Another thing to investigate: why spammers are creating so many domain names using redirects or domain name aliases? Creating domain name aliases should be much more costly. This would limit the proliferation of random websites referenced in the content of their spew. Reducing dramatically the number of spamvertized targets would help locating the offenders much more easily and would increase the efficiency of filters.
The same should be done by increasing a lot the cost for hosting its own DNS server, or having it supported as a subdomain of some ISP. There's no reason that we continue tolerating the proliferation of DNS servers where spammers can host as many domains as they want. We need a reputation system for DNS servers (because for almost all users, this information is completely invisible to them, and out of their control as they just see a domain name which indicates really nothing).

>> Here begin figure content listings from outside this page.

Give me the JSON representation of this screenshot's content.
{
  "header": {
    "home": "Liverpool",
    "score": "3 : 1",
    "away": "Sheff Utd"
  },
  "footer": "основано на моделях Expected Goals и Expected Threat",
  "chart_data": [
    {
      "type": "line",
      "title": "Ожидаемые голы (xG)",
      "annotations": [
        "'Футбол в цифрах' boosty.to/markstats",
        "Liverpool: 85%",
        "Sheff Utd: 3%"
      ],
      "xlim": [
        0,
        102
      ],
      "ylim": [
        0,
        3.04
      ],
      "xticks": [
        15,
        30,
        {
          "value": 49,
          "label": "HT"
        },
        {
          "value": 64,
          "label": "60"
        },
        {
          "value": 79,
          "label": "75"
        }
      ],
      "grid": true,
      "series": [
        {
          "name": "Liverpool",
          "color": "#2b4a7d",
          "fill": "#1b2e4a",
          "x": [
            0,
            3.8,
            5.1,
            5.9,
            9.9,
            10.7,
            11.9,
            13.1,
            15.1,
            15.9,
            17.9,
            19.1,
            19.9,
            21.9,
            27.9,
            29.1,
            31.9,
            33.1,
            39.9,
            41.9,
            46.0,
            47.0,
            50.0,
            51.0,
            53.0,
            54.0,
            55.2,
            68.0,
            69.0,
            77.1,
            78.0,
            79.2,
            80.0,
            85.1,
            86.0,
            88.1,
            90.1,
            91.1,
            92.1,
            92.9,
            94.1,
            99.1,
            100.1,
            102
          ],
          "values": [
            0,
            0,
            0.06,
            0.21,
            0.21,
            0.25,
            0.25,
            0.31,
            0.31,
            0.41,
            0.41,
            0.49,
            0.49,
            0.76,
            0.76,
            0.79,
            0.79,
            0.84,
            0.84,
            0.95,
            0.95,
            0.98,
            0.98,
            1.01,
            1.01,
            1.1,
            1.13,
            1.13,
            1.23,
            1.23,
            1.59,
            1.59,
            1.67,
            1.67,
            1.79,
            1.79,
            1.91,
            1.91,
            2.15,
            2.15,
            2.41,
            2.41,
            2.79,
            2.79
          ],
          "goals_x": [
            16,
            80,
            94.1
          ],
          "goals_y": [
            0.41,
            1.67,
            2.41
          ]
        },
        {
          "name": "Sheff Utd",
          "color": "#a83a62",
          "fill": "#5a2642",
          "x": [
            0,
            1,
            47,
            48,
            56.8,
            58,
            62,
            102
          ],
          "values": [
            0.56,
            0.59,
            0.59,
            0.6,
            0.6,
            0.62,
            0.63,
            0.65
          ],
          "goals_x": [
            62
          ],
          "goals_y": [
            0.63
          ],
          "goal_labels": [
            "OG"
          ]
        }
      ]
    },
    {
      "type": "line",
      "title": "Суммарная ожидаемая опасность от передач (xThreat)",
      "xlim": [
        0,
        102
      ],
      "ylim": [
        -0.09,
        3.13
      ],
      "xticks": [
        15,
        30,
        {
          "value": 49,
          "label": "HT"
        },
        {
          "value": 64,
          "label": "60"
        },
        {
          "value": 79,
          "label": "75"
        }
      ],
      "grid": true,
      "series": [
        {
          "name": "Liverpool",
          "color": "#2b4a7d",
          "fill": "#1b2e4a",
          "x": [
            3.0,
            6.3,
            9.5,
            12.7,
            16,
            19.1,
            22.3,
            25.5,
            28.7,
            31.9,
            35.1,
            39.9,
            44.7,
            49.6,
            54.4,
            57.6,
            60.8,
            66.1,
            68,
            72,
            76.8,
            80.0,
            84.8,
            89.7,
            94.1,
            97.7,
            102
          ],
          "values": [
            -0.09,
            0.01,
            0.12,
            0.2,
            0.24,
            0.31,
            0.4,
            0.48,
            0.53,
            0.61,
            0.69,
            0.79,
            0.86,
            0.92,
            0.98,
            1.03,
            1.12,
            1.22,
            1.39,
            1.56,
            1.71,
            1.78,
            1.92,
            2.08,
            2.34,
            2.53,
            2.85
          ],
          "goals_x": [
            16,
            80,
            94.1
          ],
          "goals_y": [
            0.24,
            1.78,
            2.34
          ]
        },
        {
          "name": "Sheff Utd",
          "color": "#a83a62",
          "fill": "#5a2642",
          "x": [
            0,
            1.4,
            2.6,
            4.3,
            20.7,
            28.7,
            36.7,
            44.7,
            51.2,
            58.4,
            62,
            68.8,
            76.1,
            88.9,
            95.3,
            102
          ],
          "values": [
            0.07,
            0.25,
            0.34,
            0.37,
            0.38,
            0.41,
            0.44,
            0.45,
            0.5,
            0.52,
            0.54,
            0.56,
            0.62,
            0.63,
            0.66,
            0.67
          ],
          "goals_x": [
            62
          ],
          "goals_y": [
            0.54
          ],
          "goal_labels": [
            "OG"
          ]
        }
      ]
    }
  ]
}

Note that spammers are still profiting a lot from the fact that buying a new domain name does not cost them a lot (but requiring the increase of cost per domain is unacceptable). Change this by increasing the charges for hosting a private DNS server connected to the internet, and in contrast, have ISPs reduce the cost for hosting a domain on their own, better-managed, DNS servers.

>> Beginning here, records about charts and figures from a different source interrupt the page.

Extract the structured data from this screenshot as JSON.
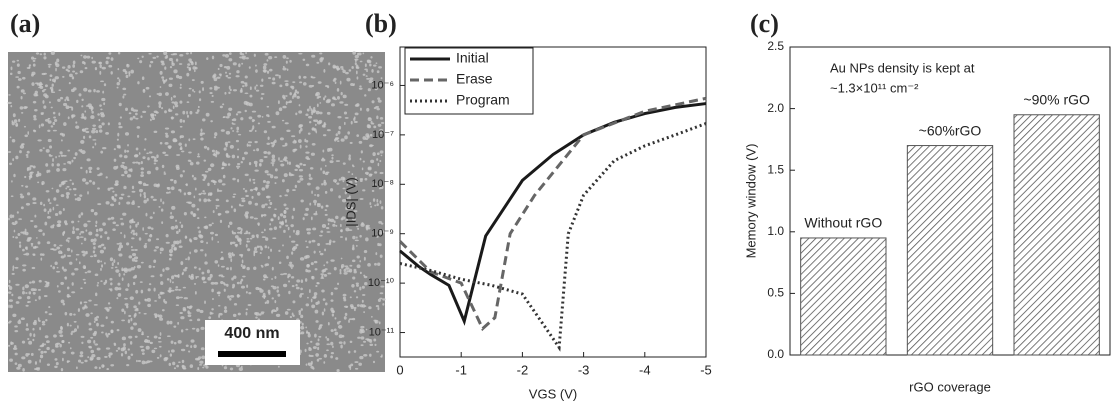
{
  "panel_labels": [
    "(a)",
    "(b)",
    "(c)"
  ],
  "image": {
    "scale_bar": "400 nm"
  },
  "chart_data": [
    {
      "type": "line",
      "xlabel": "VGS (V)",
      "ylabel": "|IDS| (V)",
      "xlim": [
        0,
        -5
      ],
      "xticks": [
        0,
        -1,
        -2,
        -3,
        -4,
        -5
      ],
      "ylog": true,
      "ylim": [
        3.2e-12,
        6e-06
      ],
      "yticks": [
        {
          "value": 1e-11,
          "label": "10⁻¹¹"
        },
        {
          "value": 1e-10,
          "label": "10⁻¹⁰"
        },
        {
          "value": 1e-09,
          "label": "10⁻⁹"
        },
        {
          "value": 1e-08,
          "label": "10⁻⁸"
        },
        {
          "value": 1e-07,
          "label": "10⁻⁷"
        },
        {
          "value": 1e-06,
          "label": "10⁻⁶"
        }
      ],
      "legend": "upper left",
      "series": [
        {
          "name": "Initial",
          "color": "#1a1a1a",
          "dash": "solid",
          "x": [
            0,
            -0.3,
            -0.5,
            -0.8,
            -1.05,
            -1.4,
            -2,
            -2.5,
            -3,
            -3.5,
            -4,
            -4.5,
            -5
          ],
          "values": [
            4.5e-10,
            2.2e-10,
            1.5e-10,
            9e-11,
            1.7e-11,
            9e-10,
            1.2e-08,
            4e-08,
            1e-07,
            1.8e-07,
            2.7e-07,
            3.6e-07,
            4.3e-07
          ]
        },
        {
          "name": "Erase",
          "color": "#666666",
          "dash": "dashed",
          "x": [
            0,
            -0.5,
            -1,
            -1.35,
            -1.55,
            -1.8,
            -2.2,
            -3,
            -4,
            -5
          ],
          "values": [
            7e-10,
            1.7e-10,
            1e-10,
            1.2e-11,
            2e-11,
            1e-09,
            6e-09,
            1e-07,
            3e-07,
            5.5e-07
          ]
        },
        {
          "name": "Program",
          "color": "#333333",
          "dash": "dotted",
          "x": [
            0,
            -0.5,
            -1,
            -1.5,
            -2,
            -2.6,
            -2.75,
            -3,
            -3.5,
            -4,
            -4.5,
            -5
          ],
          "values": [
            2.5e-10,
            1.8e-10,
            1.2e-10,
            9e-11,
            6e-11,
            5e-12,
            1e-09,
            6e-09,
            3e-08,
            6e-08,
            1e-07,
            1.7e-07
          ]
        }
      ]
    },
    {
      "type": "bar",
      "xlabel": "rGO coverage",
      "ylabel": "Memory window (V)",
      "annotation": [
        "Au NPs density is kept at",
        "~1.3×10¹¹ cm⁻²"
      ],
      "categories": [
        "Without rGO",
        "~60%rGO",
        "~90% rGO"
      ],
      "values": [
        0.95,
        1.7,
        1.95
      ],
      "color": "#555555",
      "hatch": true,
      "ylim": [
        0,
        2.5
      ],
      "yticks": [
        {
          "value": 0,
          "label": "0.0"
        },
        {
          "value": 0.5,
          "label": "0.5"
        },
        {
          "value": 1,
          "label": "1.0"
        },
        {
          "value": 1.5,
          "label": "1.5"
        },
        {
          "value": 2,
          "label": "2.0"
        },
        {
          "value": 2.5,
          "label": "2.5"
        }
      ]
    }
  ]
}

PhilippeV: Whitelists will not help them, as they can also clean it completely or loose their settings at any time, until they are completely unable to determine that what they receive is spam or not (for some part of the emails, it's very easy to see that this is spam, but there will still be lots of stuff sent by organizations with whom they traded in the past, and not only on the internet).
People -- Millions, or Billions of us -- keep our automobiles tuned sufficiently to function for many years. There are horridly neglected computers and automobiles, but at least in the latter case, I can look on the road and see, beyond a doubt, that those are anomalies. The computer would not be useful if every user needed to be expert in all its operations, just as automobiles would not be useful if everybody had to become an expert mechanic to be a driver. If the average driver got auto maintenance advice on par with what the computer industry spews, we'd all be putting sugar in our gas tanks and replacing our oil with molasses.
People -- Millions, or Billions of us -- keep our automobiles tuned sufficiently to function for many years. There are horridly neglected computers and automobiles, but at least in the latter case, I can look on the road and see, beyond a doubt, that those are anomalies. The computer would not be useful if every user needed to be expert in all its operations, just as automobiles would not be useful if everybody had to become an expert mechanic to be a driver. If the average driver got auto maintenance advice on par with what the computer industry spews, we'd all be putting sugar in our gas tanks and replacing our oil with molasses.
I'm here to tell you that you shouldn't put sugar in your gas tank.
I was talking about the sound-bite crap directed to end-users, not the cream of the crop of sources for IT Professionals. Sorry.